Fast königlich thronend residiere ich auf einem kleinen Tableau, mit Blick über die bewaldete Bucht auf das offene Mittelmeer, nach Osten hin. Die aufsteigende Sonne bringt die Wasseroberfläche zum blinkenden Glitzern und die strömenden Lüfte hinterlassen sich bewegende Zeichnungen auf derselbigen. Immer in Bewegung, ist die See und der Wind nie dasselbe, jeder Tag kommt mit einem anderen Gesicht daher und es ist eine simple und einfache Weisheit darin zu entdecken. Jeden Morgen setze ich meinen nackten Fuß auf die blanke Erde, befühle sie, ergreife sie mit meinen stark gewordenen und sich gesund anfühlenden Füßen.

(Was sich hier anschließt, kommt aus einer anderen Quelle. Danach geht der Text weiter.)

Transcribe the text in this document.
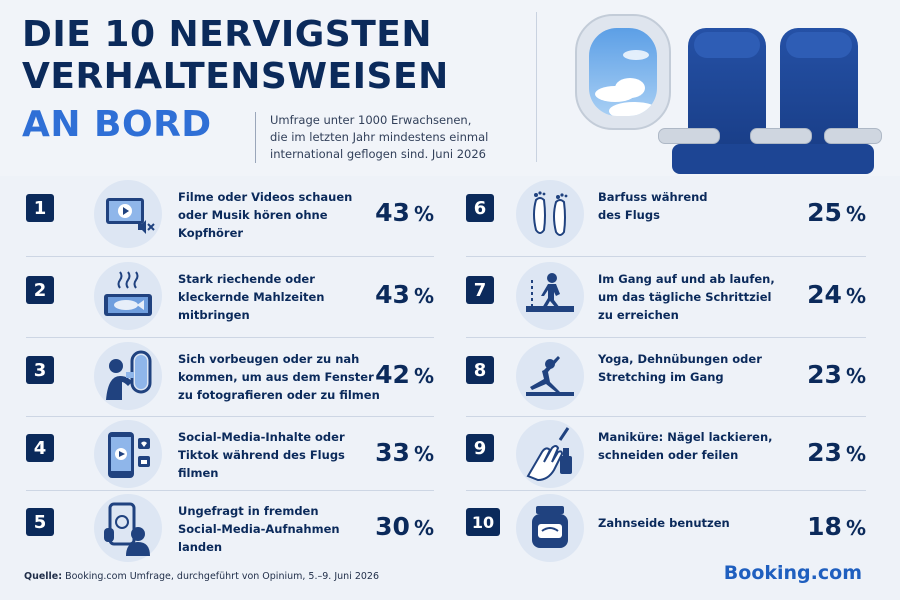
DIE 10 NERVIGSTEN
VERHALTENSWEISEN
AN BORD	Umfrage unter 1000 Erwachsenen,
die im letzten Jahr mindestens einmal
international geflogen sind. Juni 2026
1
Filme oder Videos schauen
oder Musik hören ohne
Kopfhörer
43 %
2
Stark riechende oder
kleckernde Mahlzeiten
mitbringen
43 %
3
Sich vorbeugen oder zu nah
kommen, um aus dem Fenster
zu fotografieren oder zu filmen
42 %
4
Social-Media-Inhalte oder
Tiktok während des Flugs
filmen
33 %
5
Ungefragt in fremden
Social-Media-Aufnahmen
landen
30 %
6
Barfuss während
des Flugs	25 %
7
Im Gang auf und ab laufen,
um das tägliche Schrittziel
zu erreichen
24 %
8
Yoga, Dehnübungen oder
Stretching im Gang	23 %
9
Maniküre: Nägel lackieren,
schneiden oder feilen	23 %
10	Zahnseide benutzen	18 %
Quelle: Booking.com Umfrage, durchgeführt von Opinium, 5.–9. Juni 2026	Booking.com
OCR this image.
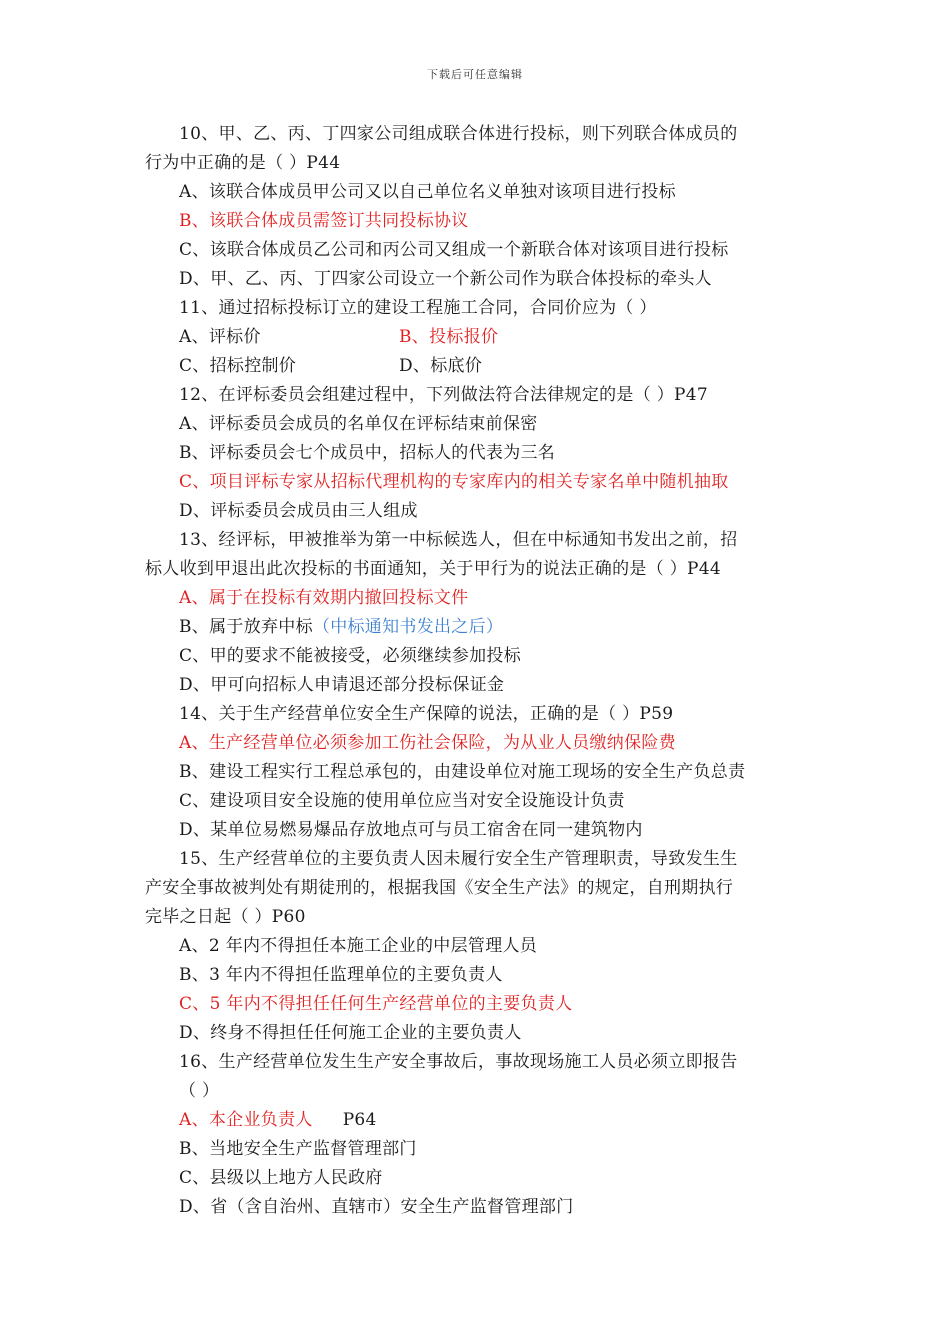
下载后可任意编辑
10、甲、乙、丙、丁四家公司组成联合体进行投标，则下列联合体成员的
行为中正确的是（ ）P44
A、该联合体成员甲公司又以自己单位名义单独对该项目进行投标
B、该联合体成员需签订共同投标协议
C、该联合体成员乙公司和丙公司又组成一个新联合体对该项目进行投标
D、甲、乙、丙、丁四家公司设立一个新公司作为联合体投标的牵头人
11、通过招标投标订立的建设工程施工合同，合同价应为（ ）
A、评标价	B、投标报价
C、招标控制价	D、标底价
12、在评标委员会组建过程中，下列做法符合法律规定的是（ ）P47
A、评标委员会成员的名单仅在评标结束前保密
B、评标委员会七个成员中，招标人的代表为三名
C、项目评标专家从招标代理机构的专家库内的相关专家名单中随机抽取
D、评标委员会成员由三人组成
13、经评标，甲被推举为第一中标候选人，但在中标通知书发出之前，招
标人收到甲退出此次投标的书面通知，关于甲行为的说法正确的是（ ）P44
A、属于在投标有效期内撤回投标文件
B、属于放弃中标（中标通知书发出之后）
C、甲的要求不能被接受，必须继续参加投标
D、甲可向招标人申请退还部分投标保证金
14、关于生产经营单位安全生产保障的说法，正确的是（ ）P59
A、生产经营单位必须参加工伤社会保险，为从业人员缴纳保险费
B、建设工程实行工程总承包的，由建设单位对施工现场的安全生产负总责
C、建设项目安全设施的使用单位应当对安全设施设计负责
D、某单位易燃易爆品存放地点可与员工宿舍在同一建筑物内
15、生产经营单位的主要负责人因未履行安全生产管理职责，导致发生生
产安全事故被判处有期徒刑的，根据我国《安全生产法》的规定，自刑期执行
完毕之日起（ ）P60
A、2 年内不得担任本施工企业的中层管理人员
B、3 年内不得担任监理单位的主要负责人
C、5 年内不得担任任何生产经营单位的主要负责人
D、终身不得担任任何施工企业的主要负责人
16、生产经营单位发生生产安全事故后，事故现场施工人员必须立即报告
（ ）
A、本企业负责人 P64
B、当地安全生产监督管理部门
C、县级以上地方人民政府
D、省（含自治州、直辖市）安全生产监督管理部门
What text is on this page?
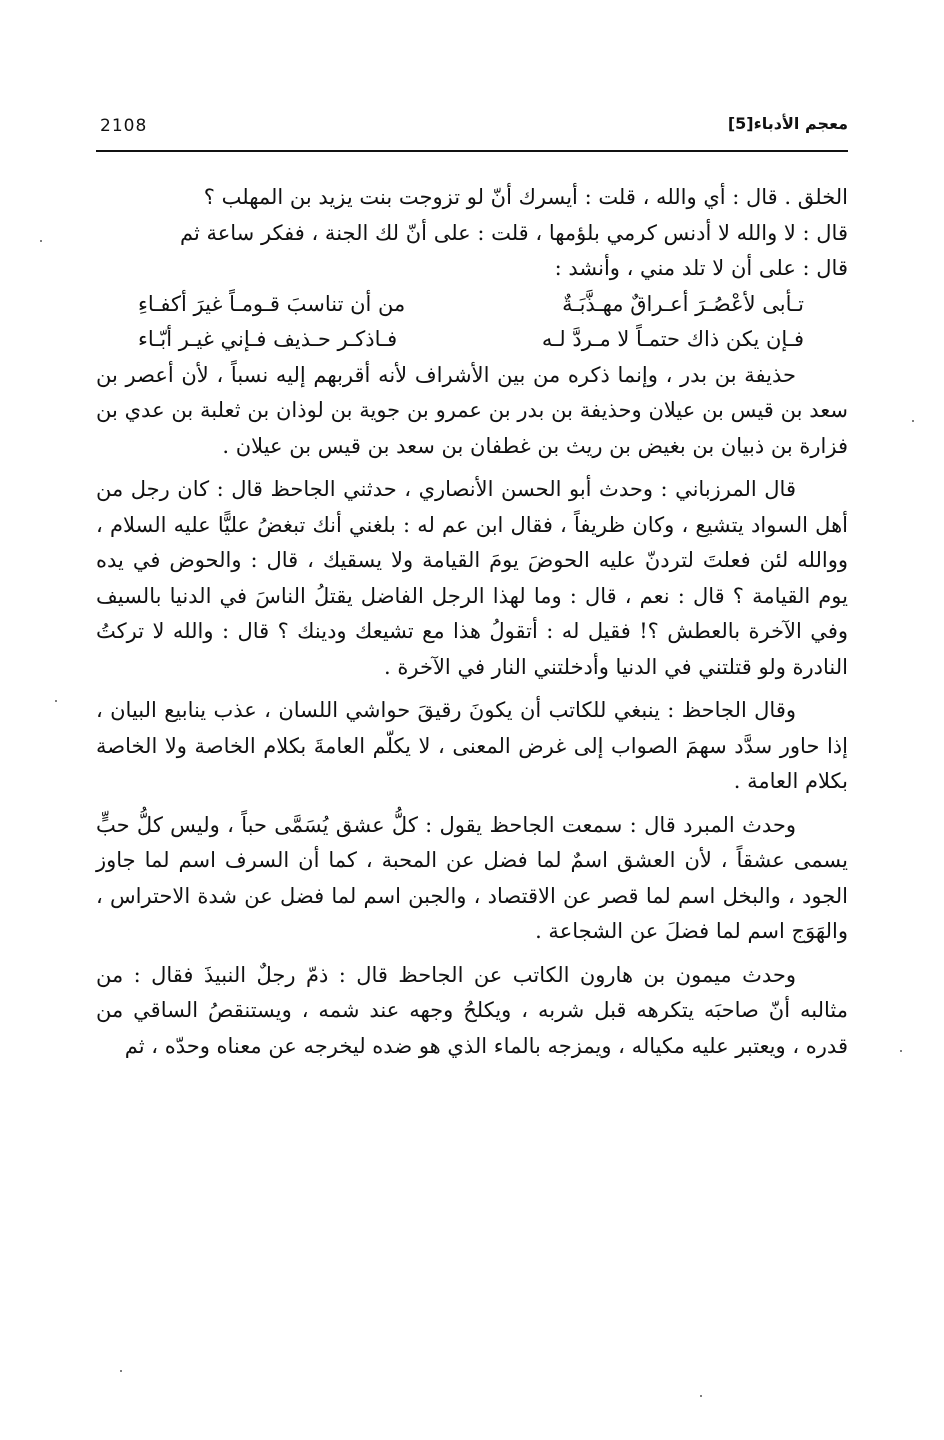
2108	معجم الأدباء[5]

الخلق . قال : أي والله ، قلت : أيسرك أنّ لو تزوجت بنت يزيد بن المهلب ؟
قال : لا والله لا أدنس كرمي بلؤمها ، قلت : على أنّ لك الجنة ، ففكر ساعة ثم
قال : على أن لا تلد مني ، وأنشد :

تـأبى لأعْصُـرَ أعـراقٌ مهـذَّبَـةٌ
من أن تناسبَ قـومـاً غيرَ أكفـاءِ
فـإن يكن ذاك حتمـاً لا مـردَّ لـه
فـاذكـر حـذيف فـإني غيـر أبّـاء

حذيفة بن بدر ، وإنما ذكره من بين الأشراف لأنه أقربهم إليه نسباً ، لأن أعصر بن سعد بن قيس بن عيلان وحذيفة بن بدر بن عمرو بن جوية بن لوذان بن ثعلبة بن عدي بن فزارة بن ذبيان بن بغيض بن ريث بن غطفان بن سعد بن قيس بن عيلان .

قال المرزباني : وحدث أبو الحسن الأنصاري ، حدثني الجاحظ قال : كان رجل من أهل السواد يتشيع ، وكان ظريفاً ، فقال ابن عم له : بلغني أنك تبغضُ عليًّا عليه السلام ، ووالله لئن فعلتَ لتردنّ عليه الحوضَ يومَ القيامة ولا يسقيك ، قال : والحوض في يده يوم القيامة ؟ قال : نعم ، قال : وما لهذا الرجل الفاضل يقتلُ الناسَ في الدنيا بالسيف وفي الآخرة بالعطش ؟! فقيل له : أتقولُ هذا مع تشيعك ودينك ؟ قال : والله لا تركتُ النادرة ولو قتلتني في الدنيا وأدخلتني النار في الآخرة .

وقال الجاحظ : ينبغي للكاتب أن يكونَ رقيقَ حواشي اللسان ، عذب ينابيع البيان ، إذا حاور سدَّد سهمَ الصواب إلى غرض المعنى ، لا يكلّم العامةَ بكلام الخاصة ولا الخاصة بكلام العامة .

وحدث المبرد قال : سمعت الجاحظ يقول : كلُّ عشق يُسَمَّى حباً ، وليس كلُّ حبٍّ يسمى عشقاً ، لأن العشق اسمٌ لما فضل عن المحبة ، كما أن السرف اسم لما جاوز الجود ، والبخل اسم لما قصر عن الاقتصاد ، والجبن اسم لما فضل عن شدة الاحتراس ، والهَوَج اسم لما فضلَ عن الشجاعة .

وحدث ميمون بن هارون الكاتب عن الجاحظ قال : ذمّ رجلٌ النبيذَ فقال : من مثالبه أنّ صاحبَه يتكرهه قبل شربه ، ويكلحُ وجهه عند شمه ، ويستنقصُ الساقي من قدره ، ويعتبر عليه مكياله ، ويمزجه بالماء الذي هو ضده ليخرجه عن معناه وحدّه ، ثم
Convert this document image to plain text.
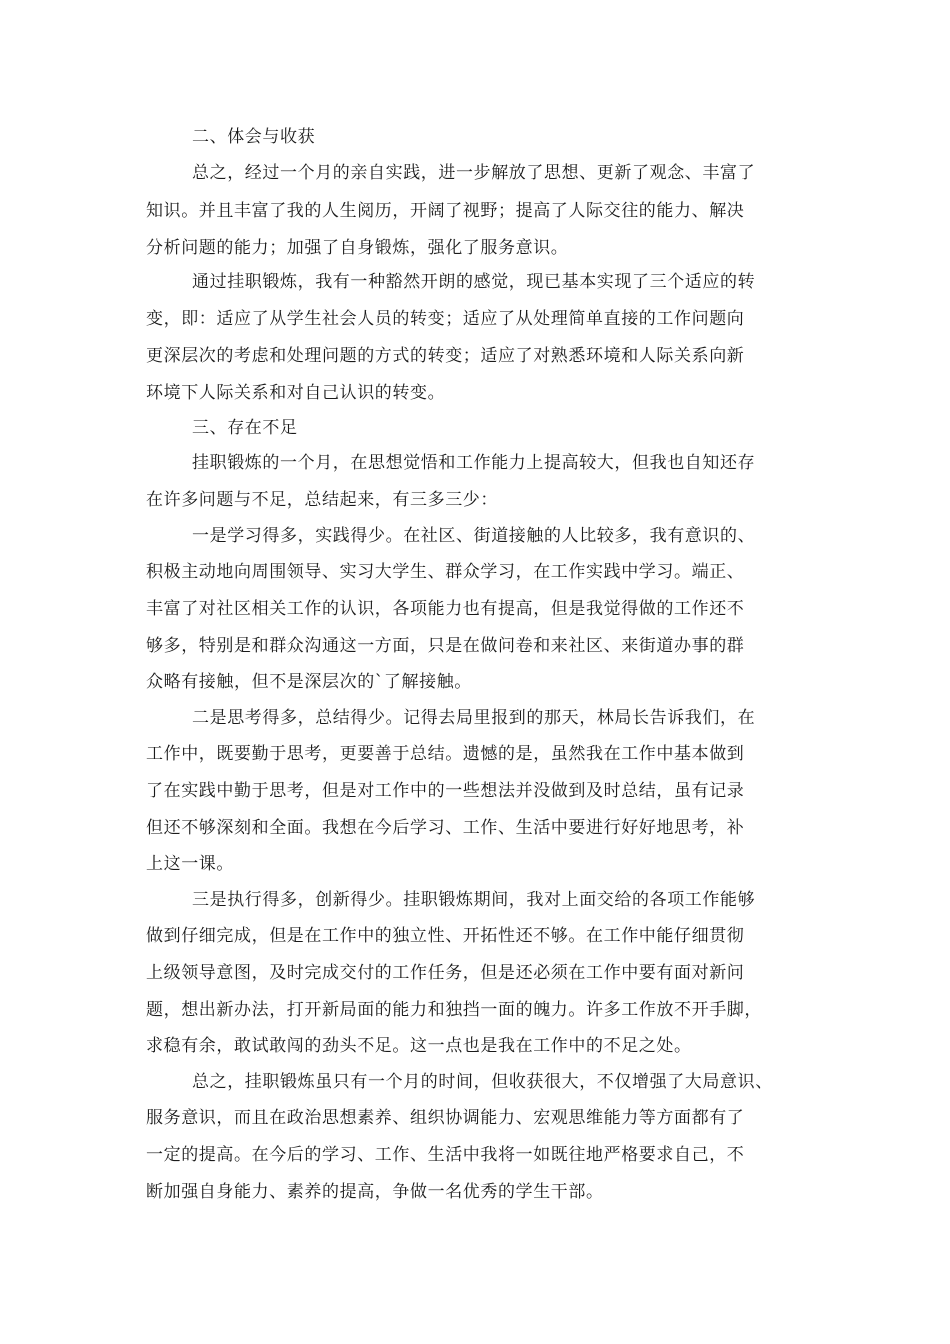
二、体会与收获
总之，经过一个月的亲自实践，进一步解放了思想、更新了观念、丰富了
知识。并且丰富了我的人生阅历，开阔了视野；提高了人际交往的能力、解决
分析问题的能力；加强了自身锻炼，强化了服务意识。
通过挂职锻炼，我有一种豁然开朗的感觉，现已基本实现了三个适应的转
变，即：适应了从学生社会人员的转变；适应了从处理简单直接的工作问题向
更深层次的考虑和处理问题的方式的转变；适应了对熟悉环境和人际关系向新
环境下人际关系和对自己认识的转变。
三、存在不足
挂职锻炼的一个月，在思想觉悟和工作能力上提高较大，但我也自知还存
在许多问题与不足，总结起来，有三多三少：
一是学习得多，实践得少。在社区、街道接触的人比较多，我有意识的、
积极主动地向周围领导、实习大学生、群众学习，在工作实践中学习。端正、
丰富了对社区相关工作的认识，各项能力也有提高，但是我觉得做的工作还不
够多，特别是和群众沟通这一方面，只是在做问卷和来社区、来街道办事的群
众略有接触，但不是深层次的`了解接触。
二是思考得多，总结得少。记得去局里报到的那天，林局长告诉我们，在
工作中，既要勤于思考，更要善于总结。遗憾的是，虽然我在工作中基本做到
了在实践中勤于思考，但是对工作中的一些想法并没做到及时总结，虽有记录
但还不够深刻和全面。我想在今后学习、工作、生活中要进行好好地思考，补
上这一课。
三是执行得多，创新得少。挂职锻炼期间，我对上面交给的各项工作能够
做到仔细完成，但是在工作中的独立性、开拓性还不够。在工作中能仔细贯彻
上级领导意图，及时完成交付的工作任务，但是还必须在工作中要有面对新问
题，想出新办法，打开新局面的能力和独挡一面的魄力。许多工作放不开手脚，
求稳有余，敢试敢闯的劲头不足。这一点也是我在工作中的不足之处。
总之，挂职锻炼虽只有一个月的时间，但收获很大，不仅增强了大局意识、
服务意识，而且在政治思想素养、组织协调能力、宏观思维能力等方面都有了
一定的提高。在今后的学习、工作、生活中我将一如既往地严格要求自己，不
断加强自身能力、素养的提高，争做一名优秀的学生干部。
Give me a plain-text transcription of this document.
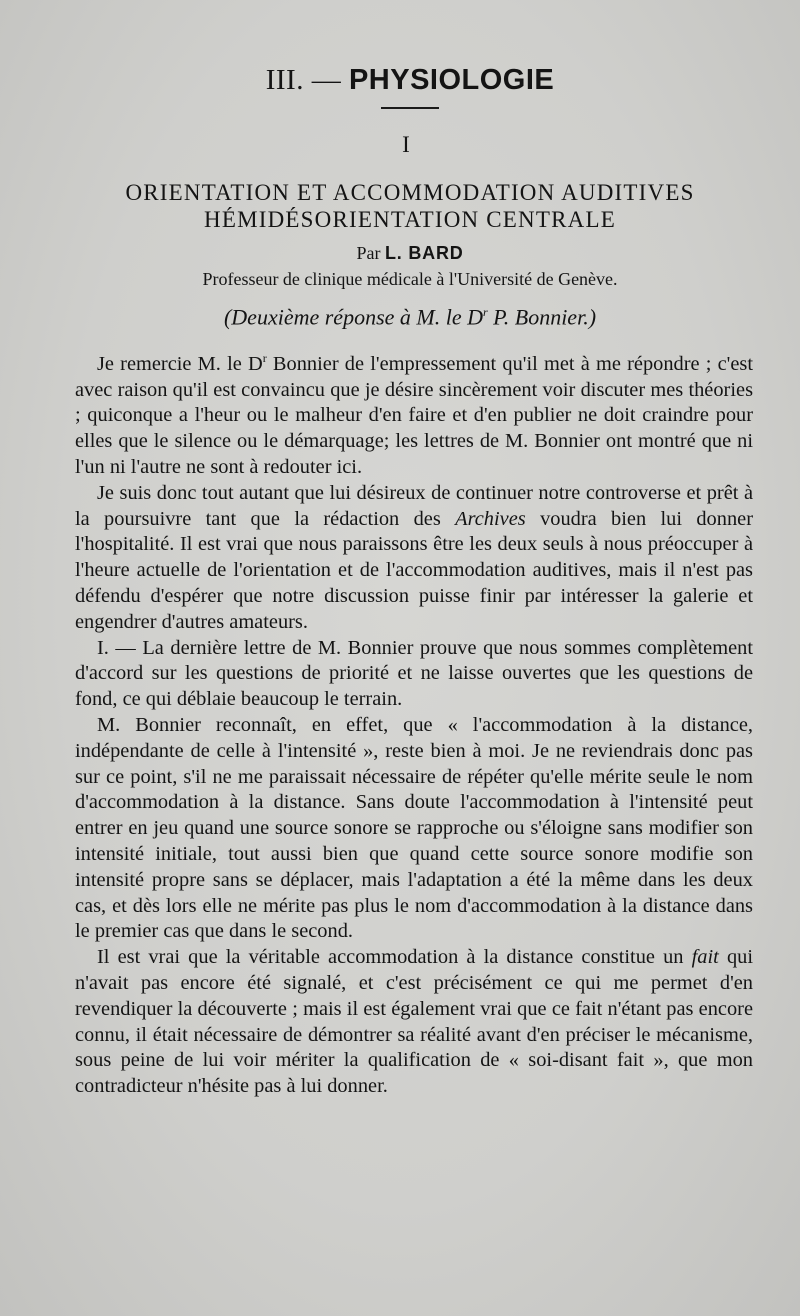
III. — PHYSIOLOGIE
I
ORIENTATION ET ACCOMMODATION AUDITIVES
HÉMIDÉSORIENTATION CENTRALE
Par L. BARD
Professeur de clinique médicale à l'Université de Genève.
(Deuxième réponse à M. le $D^r$ P. Bonnier.)

Je remercie M. le $D^r$ Bonnier de l'empressement qu'il met à me répondre ; c'est avec raison qu'il est convaincu que je désire sincèrement voir discuter mes théories ; quiconque a l'heur ou le malheur d'en faire et d'en publier ne doit craindre pour elles que le silence ou le démarquage; les lettres de M. Bonnier ont montré que ni l'un ni l'autre ne sont à redouter ici.

Je suis donc tout autant que lui désireux de continuer notre controverse et prêt à la poursuivre tant que la rédaction des Archives voudra bien lui donner l'hospitalité. Il est vrai que nous paraissons être les deux seuls à nous préoccuper à l'heure actuelle de l'orientation et de l'accommodation auditives, mais il n'est pas défendu d'espérer que notre discussion puisse finir par intéresser la galerie et engendrer d'autres amateurs.

I. — La dernière lettre de M. Bonnier prouve que nous sommes complètement d'accord sur les questions de priorité et ne laisse ouvertes que les questions de fond, ce qui déblaie beaucoup le terrain.

M. Bonnier reconnaît, en effet, que « l'accommodation à la distance, indépendante de celle à l'intensité », reste bien à moi. Je ne reviendrais donc pas sur ce point, s'il ne me paraissait nécessaire de répéter qu'elle mérite seule le nom d'accommodation à la distance. Sans doute l'accommodation à l'intensité peut entrer en jeu quand une source sonore se rapproche ou s'éloigne sans modifier son intensité initiale, tout aussi bien que quand cette source sonore modifie son intensité propre sans se déplacer, mais l'adaptation a été la même dans les deux cas, et dès lors elle ne mérite pas plus le nom d'accommodation à la distance dans le premier cas que dans le second.

Il est vrai que la véritable accommodation à la distance constitue un fait qui n'avait pas encore été signalé, et c'est précisément ce qui me permet d'en revendiquer la découverte ; mais il est également vrai que ce fait n'étant pas encore connu, il était nécessaire de démontrer sa réalité avant d'en préciser le mécanisme, sous peine de lui voir mériter la qualification de « soi-disant fait », que mon contradicteur n'hésite pas à lui donner.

Gehe in andächtigem Schritt zum Meer hinunter, strecke und recke meinen Leib, beuge und biege ihn, schwinge und schlängele ihn, intuitiv, kein starres Übungsmuster, bewege ihn aus der Lust heraus ihn zu bewegen, wie ein Tanz zum Rhythmus der Wellen und ihrem Rauschen. Ich falle in einen menschlichen  Seinszustand, der sich selbst aus der Verbindung mit allem nährt. So wie die Möwe vom Felsen in den Wind hüpft und von der Luft getragen und empor gehoben wird. Sie schwebt über das Wasser und der springende Fisch hüpft ihr quasi in den Schnabel. Sie tut nichts außer voll und ganz in ihrem Flug aufmerksam zu sein. Sie fliegt nicht in die Möwenfabrik um den ganzen Tag einer Arbeit nachzugehen, mit der sie nicht viel am Hut hat, dafür dann Geld bekommt, wofür sie sich im Hafen dann Fisch kaufen kann. Sie fliegt einfach und der Fisch kommt von selber. Ich weiß, wir Menschen glauben nicht, dass das Leben so funktionieren kann. Seit einem halben Jahr lerne ich aber genau so zu leben. Es ist ein abenteuerliches Spiel, sich darauf einzulassen und wie eine ungeplante Wanderung in unbekanntes, wildes Terrain, ereilen einen mitunter erschöpfende und kraftraubende Zustände. Zu fühlen, was wirklich Hunger bedeutet und wie er sich anfühlt, weiß unsere Bauchvoll- und Übergewichtsgesellschaft gar nicht mehr. Ein Freund wanderte über Tage durch die Berge und ernährte sich von Beeren, Feigen und sonstigem wilden Obst. Trank Wasser von der Quelle und weil die Schuhe Blasen verursachten, lief er barfuß weiter, was weitaus bekömmlicher war. 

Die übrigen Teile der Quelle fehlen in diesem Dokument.